Instead of a little footnote at the bottom of my post saying that i’m an interested party, I’d like to begin by saying that i’m totally interested in Piramal Enterprises and an ardent admirer of Ajay.G.Piramal. I bought into the company at Rs 360 when a back of the envelope calculation reveiled cash per share of Rs 600. Two years and quite a few acquisitions later the company still trades at Rs 520. Still at a throwaway price considering that the company is trading at below book value.

After selling his stake to Abbot and selling the Diagnostics Business to Religare, Piramal was sitting on a pre-tax kitty of 19,000 crores, from which he paid tax, a whooping dividend of 2,325cr and bought back 20% of the company by paying out 2,500 cr.

As on 30.09.2013 Here is what he did with his pile of cash

  1. Buy back 2,508 cr
  2. Dividend 2,325 cr
  3. NCE – Equity allotted
  4. IndiaREIT – 230 cr
  5. DRG – 4000 cr
  6. Abacus – 150 cr
  7. Bayer – unknown
  8. CSR activity earmarked – 200 cr
  9. BST – Cargel – 30 cr
  10. Oxygen Bioresearch – 62 cr
  11. Equipment in Pharma Manufacturing – 150 cr
  12. Critical Care expenditure – 156 cr
  13. Vodaphone Stake  11% – 5,864 cr
  14. Caladryl – Unknown
  15. Shriram Transport Finance 10% – 1,652 cr
  16. TOTAL – 17,353 cr ++

Piramal is focused on only the following businesses:

  1. Pharma + OTC + CAMS
  2. Financial Services
  3. Information Management
  4. Special Situations

His capacity in growing the pharma business has been well demonstrated earlier and even during the regulatory crackdown on Wockhardt and Ranbaxy, Piramal was untouched.

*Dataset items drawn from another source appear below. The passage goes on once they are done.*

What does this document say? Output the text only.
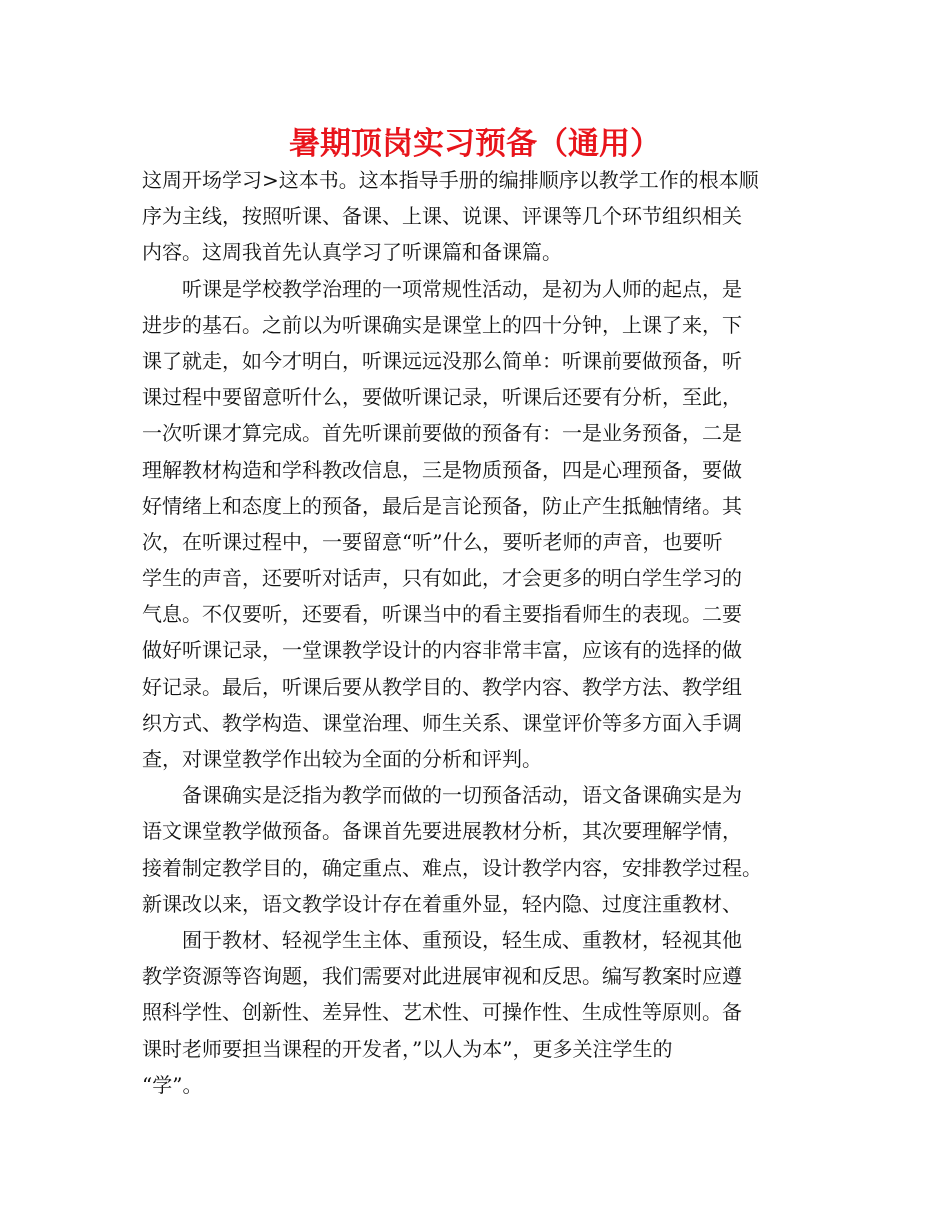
暑期顶岗实习预备（通用）
这周开场学习>这本书。这本指导手册的编排顺序以教学工作的根本顺
序为主线，按照听课、备课、上课、说课、评课等几个环节组织相关
内容。这周我首先认真学习了听课篇和备课篇。
　　听课是学校教学治理的一项常规性活动，是初为人师的起点，是
进步的基石。之前以为听课确实是课堂上的四十分钟，上课了来，下
课了就走，如今才明白，听课远远没那么简单：听课前要做预备，听
课过程中要留意听什么，要做听课记录，听课后还要有分析，至此，
一次听课才算完成。首先听课前要做的预备有：一是业务预备，二是
理解教材构造和学科教改信息，三是物质预备，四是心理预备，要做
好情绪上和态度上的预备，最后是言论预备，防止产生抵触情绪。其
次，在听课过程中，一要留意“听”什么，要听老师的声音，也要听
学生的声音，还要听对话声，只有如此，才会更多的明白学生学习的
气息。不仅要听，还要看，听课当中的看主要指看师生的表现。二要
做好听课记录，一堂课教学设计的内容非常丰富，应该有的选择的做
好记录。最后，听课后要从教学目的、教学内容、教学方法、教学组
织方式、教学构造、课堂治理、师生关系、课堂评价等多方面入手调
查，对课堂教学作出较为全面的分析和评判。
　　备课确实是泛指为教学而做的一切预备活动，语文备课确实是为
语文课堂教学做预备。备课首先要进展教材分析，其次要理解学情，
接着制定教学目的，确定重点、难点，设计教学内容，安排教学过程。
新课改以来，语文教学设计存在着重外显，轻内隐、过度注重教材、
　　囿于教材、轻视学生主体、重预设，轻生成、重教材，轻视其他
教学资源等咨询题，我们需要对此进展审视和反思。编写教案时应遵
照科学性、创新性、差异性、艺术性、可操作性、生成性等原则。备
课时老师要担当课程的开发者，”以人为本”，更多关注学生的
“学”。
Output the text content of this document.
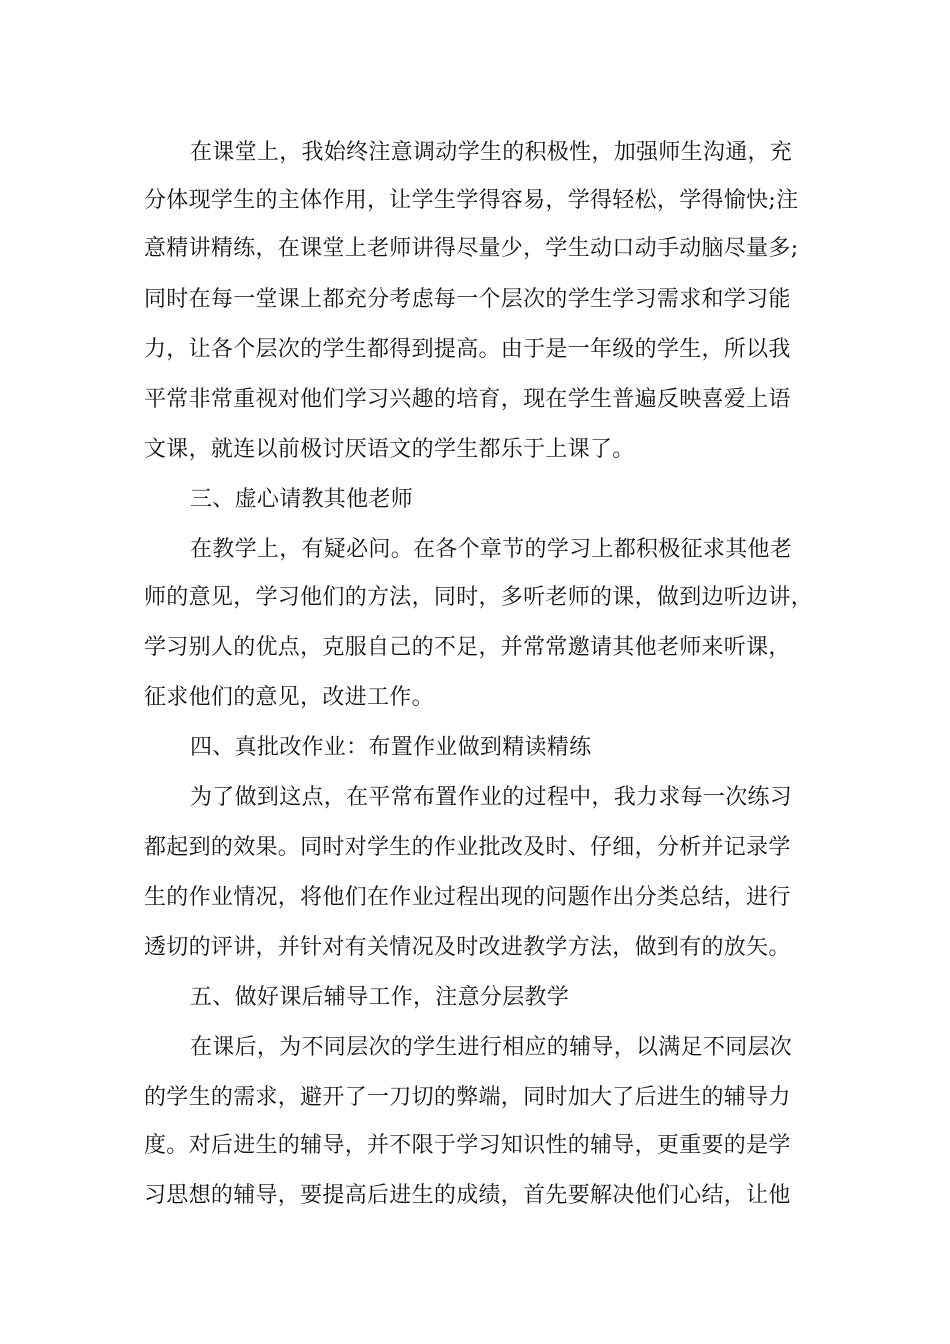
在课堂上，我始终注意调动学生的积极性，加强师生沟通，充
分体现学生的主体作用，让学生学得容易，学得轻松，学得愉快;注
意精讲精练，在课堂上老师讲得尽量少，学生动口动手动脑尽量多;
同时在每一堂课上都充分考虑每一个层次的学生学习需求和学习能
力，让各个层次的学生都得到提高。由于是一年级的学生，所以我
平常非常重视对他们学习兴趣的培育，现在学生普遍反映喜爱上语
文课，就连以前极讨厌语文的学生都乐于上课了。
三、虚心请教其他老师
在教学上，有疑必问。在各个章节的学习上都积极征求其他老
师的意见，学习他们的方法，同时，多听老师的课，做到边听边讲，
学习别人的优点，克服自己的不足，并常常邀请其他老师来听课，
征求他们的意见，改进工作。
四、真批改作业：布置作业做到精读精练
为了做到这点，在平常布置作业的过程中，我力求每一次练习
都起到的效果。同时对学生的作业批改及时、仔细，分析并记录学
生的作业情况，将他们在作业过程出现的问题作出分类总结，进行
透切的评讲，并针对有关情况及时改进教学方法，做到有的放矢。
五、做好课后辅导工作，注意分层教学
在课后，为不同层次的学生进行相应的辅导，以满足不同层次
的学生的需求，避开了一刀切的弊端，同时加大了后进生的辅导力
度。对后进生的辅导，并不限于学习知识性的辅导，更重要的是学
习思想的辅导，要提高后进生的成绩，首先要解决他们心结，让他
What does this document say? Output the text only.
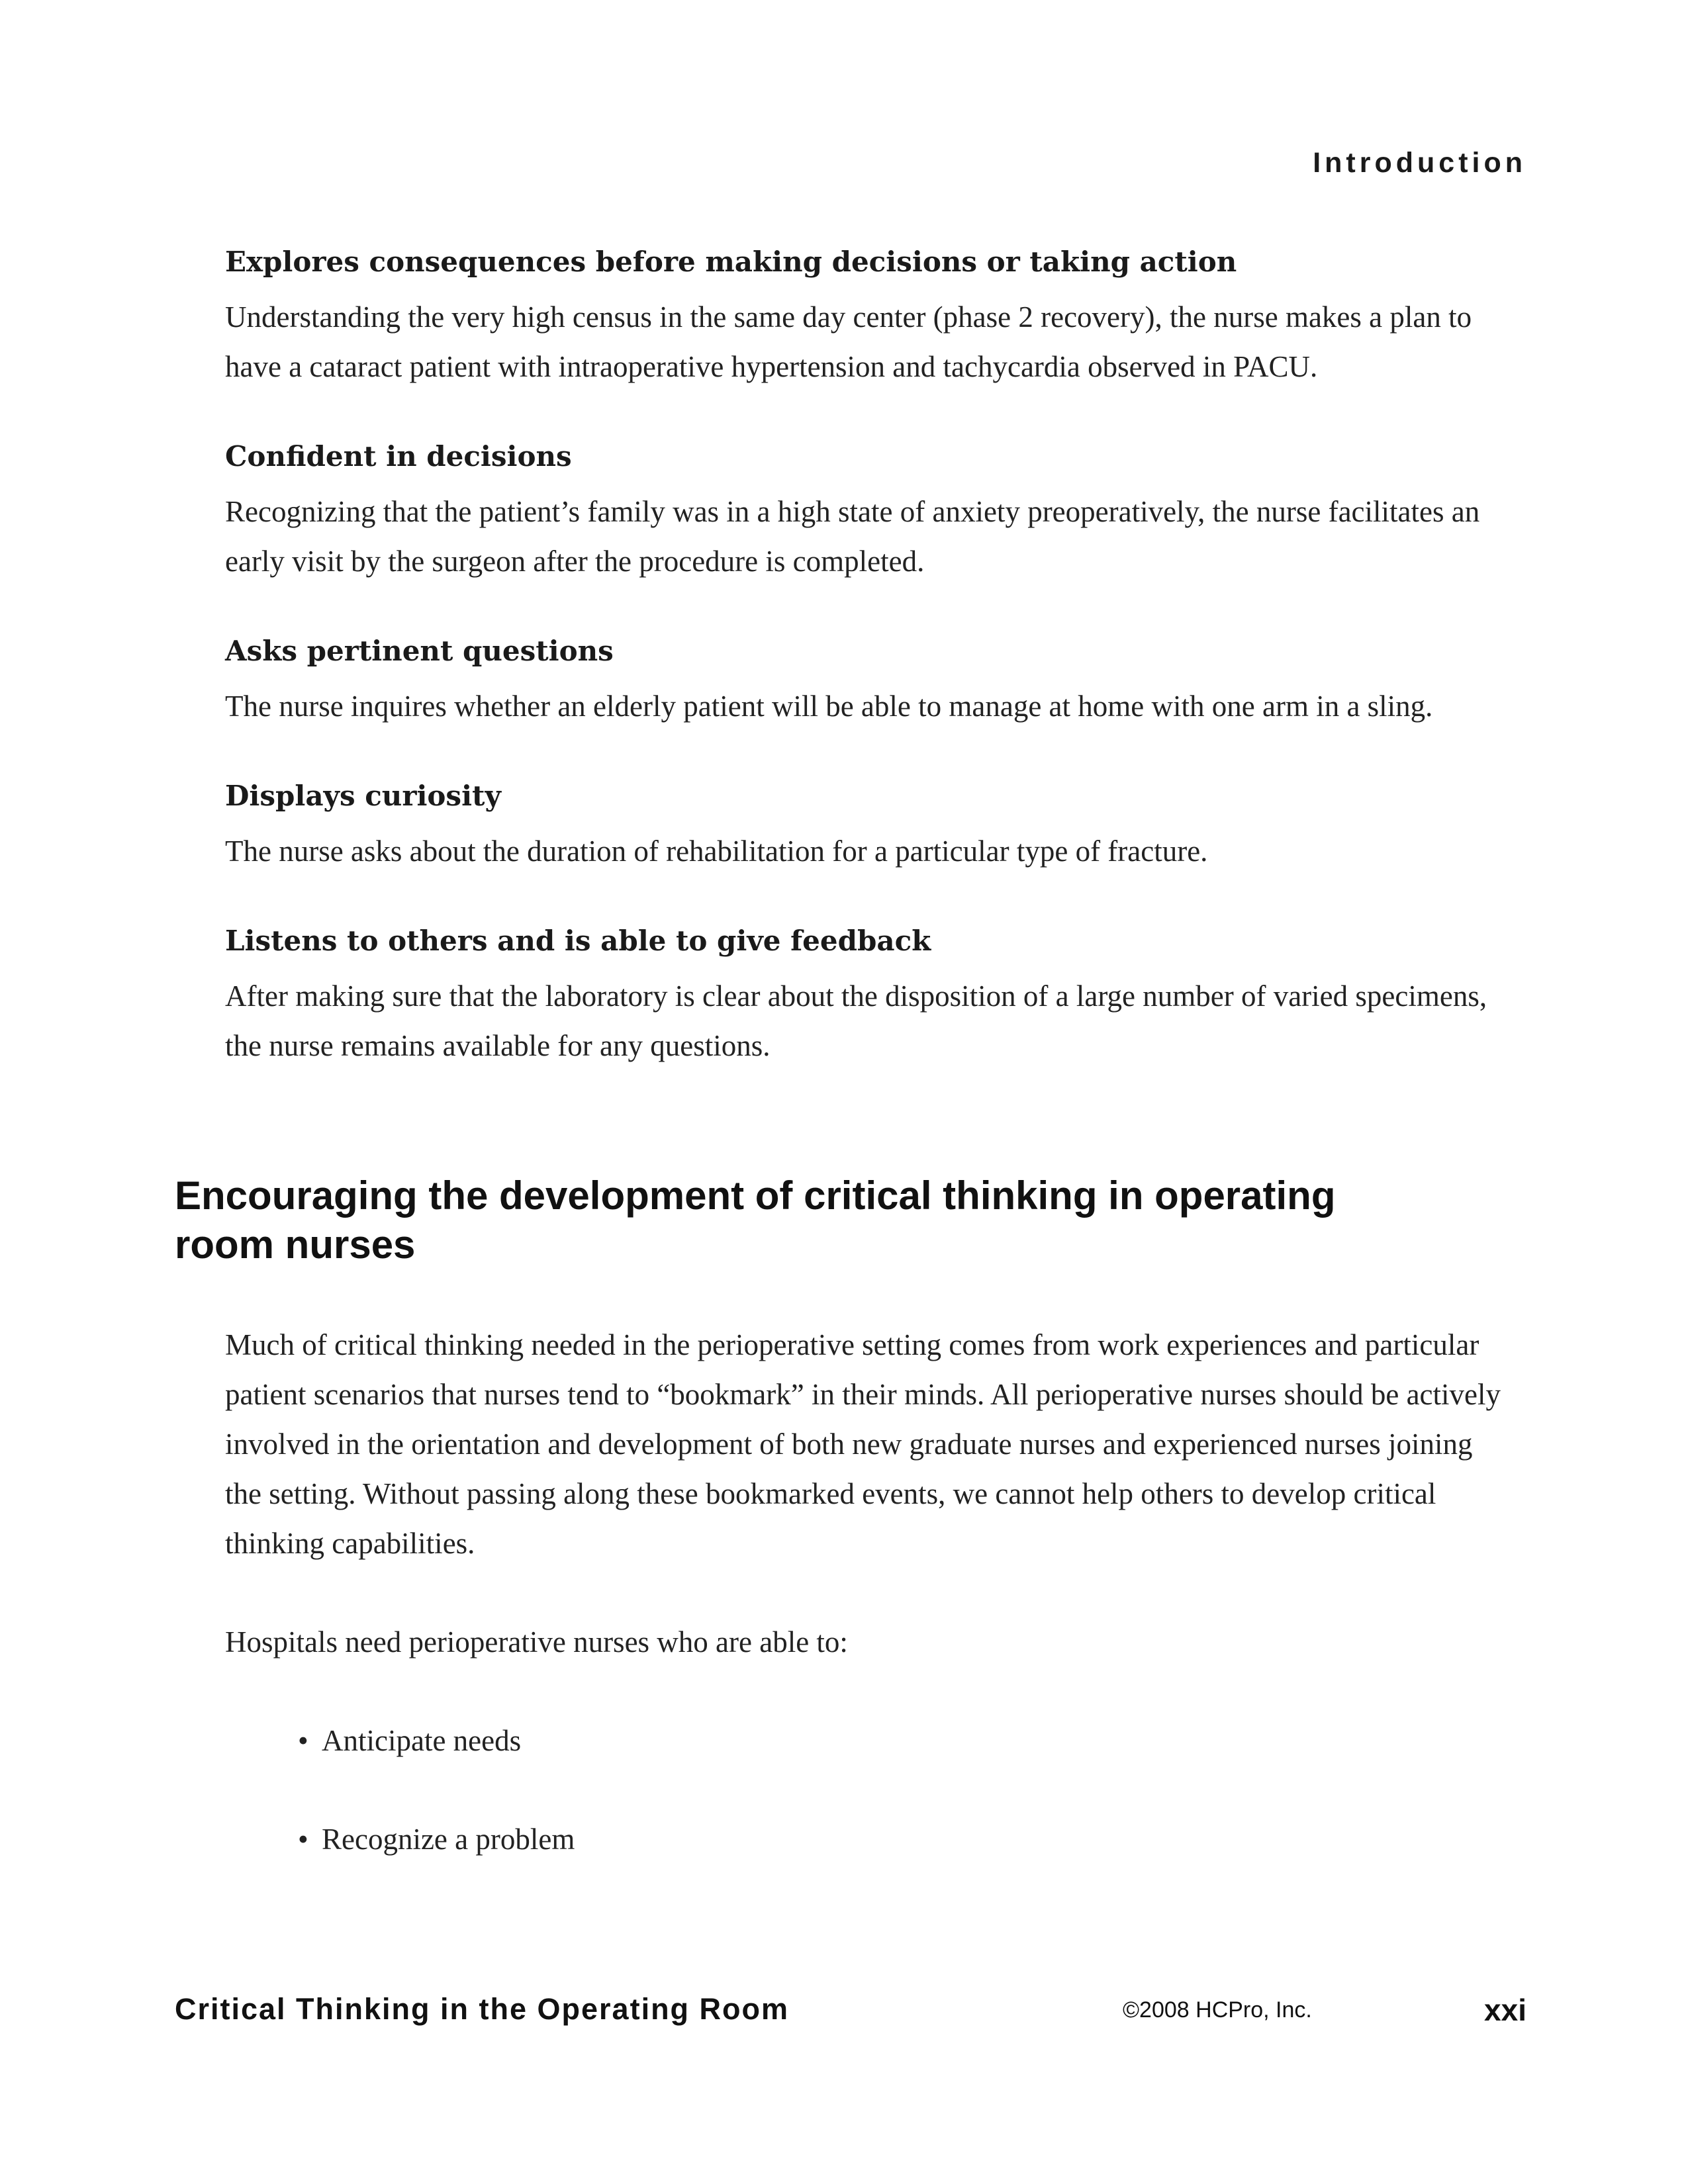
Introduction

Explores consequences before making decisions or taking action

Understanding the very high census in the same day center (phase 2 recovery), the nurse makes a plan to have a cataract patient with intraoperative hypertension and tachycardia observed in PACU.

Confident in decisions

Recognizing that the patient’s family was in a high state of anxiety preoperatively, the nurse facilitates an early visit by the surgeon after the procedure is completed.

Asks pertinent questions

The nurse inquires whether an elderly patient will be able to manage at home with one arm in a sling.

Displays curiosity

The nurse asks about the duration of rehabilitation for a particular type of fracture.

Listens to others and is able to give feedback

After making sure that the laboratory is clear about the disposition of a large number of varied specimens, the nurse remains available for any questions.

Encouraging the development of critical thinking in operating room nurses

Much of critical thinking needed in the perioperative setting comes from work experiences and particular patient scenarios that nurses tend to “bookmark” in their minds. All perioperative nurses should be actively involved in the orientation and development of both new graduate nurses and experienced nurses joining the setting. Without passing along these bookmarked events, we cannot help others to develop critical thinking capabilities.

Hospitals need perioperative nurses who are able to:

• Anticipate needs
• Recognize a problem
Critical Thinking in the Operating Room	©2008 HCPro, Inc.	xxi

With a major push towards OTC, with the belief that educated consumers will self medicate to larger extent in the future and with research in major areas such as inflammation, oncology and diabetes, looks like the pharma business will be self sufficing and even finance its R & D expenditure within the next 2-3 years.

IndiaREIT has just proved itself as a worthy and capable business by raising 1000cr in record time for its Fund 5. Infrastructure and education financing have not made any exits yet and thus would be hard to comment on. However, purchase of the stake in Shriram Transport is laudable, as it has been made at a time when the transport industry has been consistently bleeding for the last 3 years. With a change of govt around the corner, revival is within sight.

Information has and always will be the most sacred weapon in ones arsenal and controlling a key aggregator and creator of intelligence has far reaching benefits. With DRG, the CRAMS business and API business will have a greater edge over competitors. Also DRG is a cash positive business and is a worthy investment by itself. Piramal has recognised 4,590 cr as goodwill, which if depreciated will reduce the tax burden. Also, by bringing in the R & D piramal is availing the 200% tax deduction that the IT dept allows for R & D.

Piramal has already proven his prowess in making the most of special situations by investing 5900cr  into vodafone and getting out of it at 8,900 cr. His logic is clear, if he can borrow at 12% and make investments with a 2-3 year horizon yielding upwards of 18% he will go ahead and do it.

Therefore by buying this one stock you are literally buying a PE fund. Whats more, the owners own 53% of it.

Simplifying the Q22013 balance sheet with the risk of over simplifying brings out this.

CMV of investments    =   11,700 cr

Add Fixed Assets        =      2,218 cr

Add Current Assets     =      5,275 cr

Total                             =     19,160 cr ( excluding goodwill of 4,590 cr )

Less All liabilities         =      10,982 cr

Tangible Assets          =        8,178 cr , M.Cap @ 520 = 9,000 cr

Tangible Assets + Goodwill      =       12,768 cr > M.Cap pf 9,000 cr

Tangible Assets + 800 cr = M.cap

Goodwill and the Management are almost free. Do you really need a better reason to jump aboard ?

So my dear Excel Heros, pick up two sheets of A4 paper, a calculator an open mind and a cup of tea…… and get going.

Tomorrow are the Q3 results, im assuming that the pharma losses will narrow and the information management and financial services income will bring the company back into the BLACK.